Becky Kessler (Violent Mae) on Kid

(Photo by Kenell Turner)
Kid is the sophomore release from Connecticut-based duo Violent Mae. Rising out of Becky Kessler ’s guitar driven songwriting and multi-instrumentalist Floyd Kellogg ’s production style, the record is a document of a band coming into its own. The duo defies expectations by creating a dynamic fuzzy low-rock sound.
Violent Mae was never intended to be a band. Becky asked Floyd to record and produce her first solo album, and as soon as they hit the studio, chemistry and dynamics between the two sparked the evolution of an artistic partnership. The self-titled debut initially released in 2013 garnered national attention and was re-released early in 2015 when it hit college radio riding a wave into the Top 100 for 6 weeks on the CMJ Radio chart.
Ghettoblaster recently caught up with Kessler to discuss Kid, which drops via Telegraph Recording Company on November 20.
When did you begin writing the material for Kid?  
I wrote most of the songs for Kid while we were recording our first self titled album. It’s interesting because the first one grew out of North Carolina and Kid is all Connecticut based except for the title track. I wrote the bones of the song “Kid” when I was 17 in North Carolina.
Which of the songs on the LP is most different from your original concept for the song?
Probably “Flame” although I didn’t really have a clear concept when I was writing it. Floyd asked me to try a different vocal approach which I think made the tune happen stylistically, for us.
“Birthday” is such a sad song. What’s the story behind the lyrics?

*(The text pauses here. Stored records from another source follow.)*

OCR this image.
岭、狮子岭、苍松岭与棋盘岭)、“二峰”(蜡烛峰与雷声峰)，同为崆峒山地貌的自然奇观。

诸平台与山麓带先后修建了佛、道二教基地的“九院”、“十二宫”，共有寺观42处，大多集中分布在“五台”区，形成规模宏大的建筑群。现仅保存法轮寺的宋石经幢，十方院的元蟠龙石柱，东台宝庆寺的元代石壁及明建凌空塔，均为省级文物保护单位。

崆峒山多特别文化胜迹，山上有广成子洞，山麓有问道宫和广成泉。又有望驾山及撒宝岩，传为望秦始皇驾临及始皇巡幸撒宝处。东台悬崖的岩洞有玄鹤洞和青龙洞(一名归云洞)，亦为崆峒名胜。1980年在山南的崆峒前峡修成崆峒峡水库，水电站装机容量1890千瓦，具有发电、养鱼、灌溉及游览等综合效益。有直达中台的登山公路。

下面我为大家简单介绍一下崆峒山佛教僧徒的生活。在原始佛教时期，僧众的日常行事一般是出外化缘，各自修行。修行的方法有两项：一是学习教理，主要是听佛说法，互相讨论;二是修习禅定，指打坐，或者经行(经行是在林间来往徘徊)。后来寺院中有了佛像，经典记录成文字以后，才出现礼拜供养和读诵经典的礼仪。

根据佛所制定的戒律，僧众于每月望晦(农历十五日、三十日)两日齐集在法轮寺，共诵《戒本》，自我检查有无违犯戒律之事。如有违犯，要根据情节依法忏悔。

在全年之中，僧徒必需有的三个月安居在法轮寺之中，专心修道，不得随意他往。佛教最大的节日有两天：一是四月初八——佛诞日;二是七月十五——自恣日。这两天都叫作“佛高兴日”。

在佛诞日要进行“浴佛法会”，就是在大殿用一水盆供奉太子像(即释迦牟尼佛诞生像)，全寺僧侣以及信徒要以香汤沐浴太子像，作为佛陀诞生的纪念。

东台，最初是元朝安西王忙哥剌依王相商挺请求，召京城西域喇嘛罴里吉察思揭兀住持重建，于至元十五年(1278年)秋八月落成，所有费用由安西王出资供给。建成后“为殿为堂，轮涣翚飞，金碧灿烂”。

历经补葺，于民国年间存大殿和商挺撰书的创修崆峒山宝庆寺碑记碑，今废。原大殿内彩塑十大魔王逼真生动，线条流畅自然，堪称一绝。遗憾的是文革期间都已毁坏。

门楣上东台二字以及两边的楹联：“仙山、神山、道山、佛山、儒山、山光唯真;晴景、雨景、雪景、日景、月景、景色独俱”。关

“Birthday” is the most intimate track on the record for me.. It’s about growing up and finding out you have the same needs, challenges and fears as an adult that you had as a kid, like you never really grow up or out of it. And sometimes hard times make you weaker, not stronger. there’s this lyric.. You’re all grown up for years now, it hasn’t killed you yet, but it’s made you weaker.
We hear a lot of PJ Harvey and a little bit of Nick Cave in your music. Are they influences of yours? Who are some your influences?
They are not actually, but I dig both of them, so that’s cool you hear that. Floyd and I share Morphine as a major influence. He’s way into Soul Coughing and Talking Heads. The biggest one for me is probably Jeff Buckley, because both his singing and guitar style influenced me a lot.
Do you have any plans to tour outside of your release show this winter?
Totally. We haven’t solidified anything yet, but that’s next on our to do list.